Je roule des yeux sans répondre. Ces questions-là me font chier. Maintenant j'ai l'impression qu'il se dépêche juste pour avoir le prochain rendez-vous.

  • J'ai besoin de savoir si vous êtes apte à travailler, il ajoute finalement avec franchise.
  • Je suis apte à travailler. Je serai apte à travailler la semaine prochaine, quand je reprendrai, je confirme en hochant encore la tête. Est-ce que le directeur vous a parlé de mon projet ? Je sais pas si ça doit passer par vous. De quoi vous vous occupez, exactement ? Le boss m'a déjà plus ou moins dit oui définitivement.
  • Il... M'en a parlé, il acquiesce lentement. Je dois moi aussi accepter ce projet. Je le ferai si je peux vous faire confiance pour ne pas faire de bêtise d'ici-là. (Il se penche en avant). Et j'ai besoin de votre parole quant au fait que vous reviendrez me voir. Souvent. Et même en dehors d'ici.

J'acquiesce rapidement. Je suis tout à fait d'accord.

  • Je sais que ça paraît risqué et hors limite. Je veux dire, personne a dû faire ça ici avant. Mais je pense que ça pourrait améliorer les conditions de vie de la prison. Je veux dire... Je sais que c'est étrange. Que personne d'autre voudrait faire ça, que c'est pas mon travail. C'est plutôt le vôtre, d'ailleurs. Mais je suis au contact des prisonniers, moi. Je pense que ça peut aboutir. Et commencer petit à petit me semble bien.
  • J'espère vraiment que vous savez ce que vous faites. C'est risqué pour vous de vous investir à ce point. Vous n'êtes pas entraîné pour ce genre de travail.
  • Je sais. Ça me fait m'investir beaucoup. Mais je saurai définir une limite. Comme je l'ai dit, on commence petit à petit. Avec un seul. Les autres suivront, s'ils en ont besoin. Je sais que certains essaieront. Les autres gardiens sont pas attentifs comme moi alors... Ouais. Je vous tiendrai au courant.
  • Jeudi.
  • Vendredi, je rectifie. J'ai changé la date. Et j'ai parlé du, du salaire avec le boss. Je demande rien de plus qu'une prime mensuelle symbolique pour l'instant. Je veux voir si ça marche, mon but est pas financier.
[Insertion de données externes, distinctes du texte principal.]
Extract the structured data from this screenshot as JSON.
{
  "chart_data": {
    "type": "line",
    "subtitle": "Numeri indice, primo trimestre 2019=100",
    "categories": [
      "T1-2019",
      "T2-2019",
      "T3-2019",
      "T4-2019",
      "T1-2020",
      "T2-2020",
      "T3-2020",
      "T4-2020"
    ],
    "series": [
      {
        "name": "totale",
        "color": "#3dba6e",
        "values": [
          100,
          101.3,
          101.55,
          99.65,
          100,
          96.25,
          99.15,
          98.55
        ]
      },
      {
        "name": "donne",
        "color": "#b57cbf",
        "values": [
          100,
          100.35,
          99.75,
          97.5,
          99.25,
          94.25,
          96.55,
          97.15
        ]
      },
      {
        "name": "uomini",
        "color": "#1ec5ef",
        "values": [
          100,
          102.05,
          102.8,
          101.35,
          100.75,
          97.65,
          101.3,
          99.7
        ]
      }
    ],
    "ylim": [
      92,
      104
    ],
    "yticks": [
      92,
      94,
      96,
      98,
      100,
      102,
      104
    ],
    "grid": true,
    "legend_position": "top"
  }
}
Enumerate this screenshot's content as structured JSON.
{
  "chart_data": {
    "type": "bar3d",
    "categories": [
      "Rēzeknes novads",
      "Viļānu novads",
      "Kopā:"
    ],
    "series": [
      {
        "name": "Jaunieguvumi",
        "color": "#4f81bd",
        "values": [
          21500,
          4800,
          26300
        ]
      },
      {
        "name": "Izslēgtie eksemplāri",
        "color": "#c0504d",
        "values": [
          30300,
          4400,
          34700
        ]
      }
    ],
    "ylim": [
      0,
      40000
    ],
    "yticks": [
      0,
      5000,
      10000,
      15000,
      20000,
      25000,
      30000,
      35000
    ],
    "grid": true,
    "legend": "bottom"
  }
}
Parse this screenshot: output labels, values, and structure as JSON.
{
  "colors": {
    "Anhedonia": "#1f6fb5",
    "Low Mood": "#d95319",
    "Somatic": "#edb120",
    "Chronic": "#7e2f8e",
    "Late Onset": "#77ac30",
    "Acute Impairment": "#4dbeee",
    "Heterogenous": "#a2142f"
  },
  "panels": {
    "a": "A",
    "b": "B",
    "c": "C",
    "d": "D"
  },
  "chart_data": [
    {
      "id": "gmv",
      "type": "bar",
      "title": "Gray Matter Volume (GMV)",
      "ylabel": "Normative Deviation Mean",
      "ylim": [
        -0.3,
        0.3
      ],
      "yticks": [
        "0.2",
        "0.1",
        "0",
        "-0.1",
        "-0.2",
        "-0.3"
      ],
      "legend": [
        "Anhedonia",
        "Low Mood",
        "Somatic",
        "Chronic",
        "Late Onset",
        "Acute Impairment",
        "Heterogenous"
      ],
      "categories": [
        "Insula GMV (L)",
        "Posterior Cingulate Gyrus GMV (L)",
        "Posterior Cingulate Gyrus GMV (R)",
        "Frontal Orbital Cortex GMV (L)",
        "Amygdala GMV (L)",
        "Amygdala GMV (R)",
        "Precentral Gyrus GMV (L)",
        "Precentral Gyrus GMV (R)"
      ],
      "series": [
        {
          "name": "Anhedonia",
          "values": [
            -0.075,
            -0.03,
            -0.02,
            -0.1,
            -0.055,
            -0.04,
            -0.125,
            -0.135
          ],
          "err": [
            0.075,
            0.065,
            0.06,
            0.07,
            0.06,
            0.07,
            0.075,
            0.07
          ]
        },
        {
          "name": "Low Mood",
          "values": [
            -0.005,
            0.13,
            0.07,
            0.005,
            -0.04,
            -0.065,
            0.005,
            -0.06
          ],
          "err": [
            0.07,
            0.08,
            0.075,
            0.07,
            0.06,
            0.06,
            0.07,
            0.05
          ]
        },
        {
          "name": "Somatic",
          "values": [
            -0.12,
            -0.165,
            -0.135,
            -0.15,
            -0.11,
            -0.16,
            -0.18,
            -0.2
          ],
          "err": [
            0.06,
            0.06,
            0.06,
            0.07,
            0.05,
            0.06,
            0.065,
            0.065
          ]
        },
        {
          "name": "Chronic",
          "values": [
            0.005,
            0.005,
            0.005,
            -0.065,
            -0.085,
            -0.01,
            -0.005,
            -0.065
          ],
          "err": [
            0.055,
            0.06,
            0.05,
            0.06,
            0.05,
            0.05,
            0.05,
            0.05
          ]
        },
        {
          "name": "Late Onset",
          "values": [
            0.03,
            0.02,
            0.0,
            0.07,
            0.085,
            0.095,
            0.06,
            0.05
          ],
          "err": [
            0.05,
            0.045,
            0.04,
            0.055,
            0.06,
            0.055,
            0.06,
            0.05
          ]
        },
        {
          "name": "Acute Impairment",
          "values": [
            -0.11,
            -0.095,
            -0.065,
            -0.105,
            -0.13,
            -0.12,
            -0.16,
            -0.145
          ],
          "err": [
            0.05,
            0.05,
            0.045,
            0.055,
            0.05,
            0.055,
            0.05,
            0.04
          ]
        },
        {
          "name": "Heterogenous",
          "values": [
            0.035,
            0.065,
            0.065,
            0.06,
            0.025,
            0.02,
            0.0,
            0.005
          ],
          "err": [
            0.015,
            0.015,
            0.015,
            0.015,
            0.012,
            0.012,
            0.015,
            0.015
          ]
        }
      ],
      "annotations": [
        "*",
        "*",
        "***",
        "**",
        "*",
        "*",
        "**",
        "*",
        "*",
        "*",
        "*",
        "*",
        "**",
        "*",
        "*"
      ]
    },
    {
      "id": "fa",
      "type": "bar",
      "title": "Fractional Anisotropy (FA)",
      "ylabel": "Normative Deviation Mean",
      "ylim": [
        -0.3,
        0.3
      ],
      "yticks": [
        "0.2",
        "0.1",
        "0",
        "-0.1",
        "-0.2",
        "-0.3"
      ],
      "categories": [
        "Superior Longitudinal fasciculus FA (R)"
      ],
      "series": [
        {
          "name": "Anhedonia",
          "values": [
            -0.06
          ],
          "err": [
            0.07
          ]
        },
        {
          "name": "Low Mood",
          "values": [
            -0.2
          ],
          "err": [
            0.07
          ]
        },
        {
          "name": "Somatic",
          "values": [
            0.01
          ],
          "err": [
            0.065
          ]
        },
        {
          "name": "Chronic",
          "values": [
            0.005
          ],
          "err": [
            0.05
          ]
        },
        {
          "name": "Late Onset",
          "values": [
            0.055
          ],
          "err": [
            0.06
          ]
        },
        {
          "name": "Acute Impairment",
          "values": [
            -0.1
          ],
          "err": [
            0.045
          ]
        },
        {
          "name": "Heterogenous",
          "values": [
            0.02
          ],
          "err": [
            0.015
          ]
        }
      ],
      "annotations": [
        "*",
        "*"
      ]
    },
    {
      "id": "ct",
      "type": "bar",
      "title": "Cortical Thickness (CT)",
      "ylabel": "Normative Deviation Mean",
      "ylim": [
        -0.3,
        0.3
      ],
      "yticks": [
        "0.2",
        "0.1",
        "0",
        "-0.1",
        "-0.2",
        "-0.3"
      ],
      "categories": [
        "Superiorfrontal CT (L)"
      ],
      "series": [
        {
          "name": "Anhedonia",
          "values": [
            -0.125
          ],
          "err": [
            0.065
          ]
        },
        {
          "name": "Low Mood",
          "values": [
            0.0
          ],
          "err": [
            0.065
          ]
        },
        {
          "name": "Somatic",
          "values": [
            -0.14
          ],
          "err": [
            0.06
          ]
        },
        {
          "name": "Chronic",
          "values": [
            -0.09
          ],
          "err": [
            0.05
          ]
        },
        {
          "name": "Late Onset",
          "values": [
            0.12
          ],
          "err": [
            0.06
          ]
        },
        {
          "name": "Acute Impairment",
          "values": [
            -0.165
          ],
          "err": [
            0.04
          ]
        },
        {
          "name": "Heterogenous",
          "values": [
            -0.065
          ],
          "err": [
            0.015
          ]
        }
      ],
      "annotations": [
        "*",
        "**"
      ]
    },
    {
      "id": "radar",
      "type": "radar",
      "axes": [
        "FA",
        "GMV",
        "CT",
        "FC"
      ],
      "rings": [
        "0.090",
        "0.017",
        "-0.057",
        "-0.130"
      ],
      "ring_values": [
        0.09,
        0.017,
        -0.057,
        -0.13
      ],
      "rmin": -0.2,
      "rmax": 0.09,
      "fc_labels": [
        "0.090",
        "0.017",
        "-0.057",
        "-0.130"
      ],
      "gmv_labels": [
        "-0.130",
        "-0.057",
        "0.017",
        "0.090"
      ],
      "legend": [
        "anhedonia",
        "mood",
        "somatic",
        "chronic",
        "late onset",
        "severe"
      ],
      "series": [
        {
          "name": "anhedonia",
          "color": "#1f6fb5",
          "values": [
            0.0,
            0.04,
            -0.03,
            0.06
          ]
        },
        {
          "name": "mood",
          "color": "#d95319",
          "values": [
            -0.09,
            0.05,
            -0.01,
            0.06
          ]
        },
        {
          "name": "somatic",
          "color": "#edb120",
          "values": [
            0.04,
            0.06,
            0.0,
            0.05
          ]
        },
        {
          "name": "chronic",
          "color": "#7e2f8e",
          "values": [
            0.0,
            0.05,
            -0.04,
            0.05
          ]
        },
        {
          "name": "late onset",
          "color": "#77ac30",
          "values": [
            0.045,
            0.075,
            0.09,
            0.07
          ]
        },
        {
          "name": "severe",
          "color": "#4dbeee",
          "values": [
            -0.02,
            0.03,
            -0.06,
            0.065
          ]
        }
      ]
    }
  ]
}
Il hoche la tête. Ses yeux semblent me sonder.

  • Vendredi. Au café Saint-Pierre.
  • C'est un rendez-vous ? je déconne.
  • Soyez là, il sourit. On en a fini pour aujourd'hui.

Je me relève et lui tends la main.

  • Vendredi. Café Saint-Pierre, onze heures et quart, je répète.
  • Exactement.

Il la serre fermement et me fait signe de m'en aller.

Je repars tranquillement. Le rendez-vous a pas duré plus d'une demi-heure finalement. Je me demande si j'aurai le temps de voir Twist avant qu'il aille bosser. Ils sont déjà partis, normalement. En plus, je suis pas vraiment censé rester dans la prison, comme je suis pas en service. Je lui laisserai un mot. En arrivant à sa cellule, je peux rapidement constater qu'il est effectivement parti. J'hésite. Est-ce que je peux le rejoindre rapidement à la ferme ? J'en ai pas vraiment le droit. Je reste dans le couloir quelques secondes, je réfléchis.

Finalement, je me dis que c'est trop dangereux ; certains pourraient vraiment se douter de quelque chose. Je dépose un petit mot et je m'en vais en catimini.

Une fois sur le parking, je reprends ma voiture de location - la mienne est toujours au garage. Lucie m'appelle au même moment ; elle veut qu'on se rejoigne en ville. Et c'est parti : je sens bien que je vais me taper une après-midi shopping ; mais c'est elle qui portera ses sacs.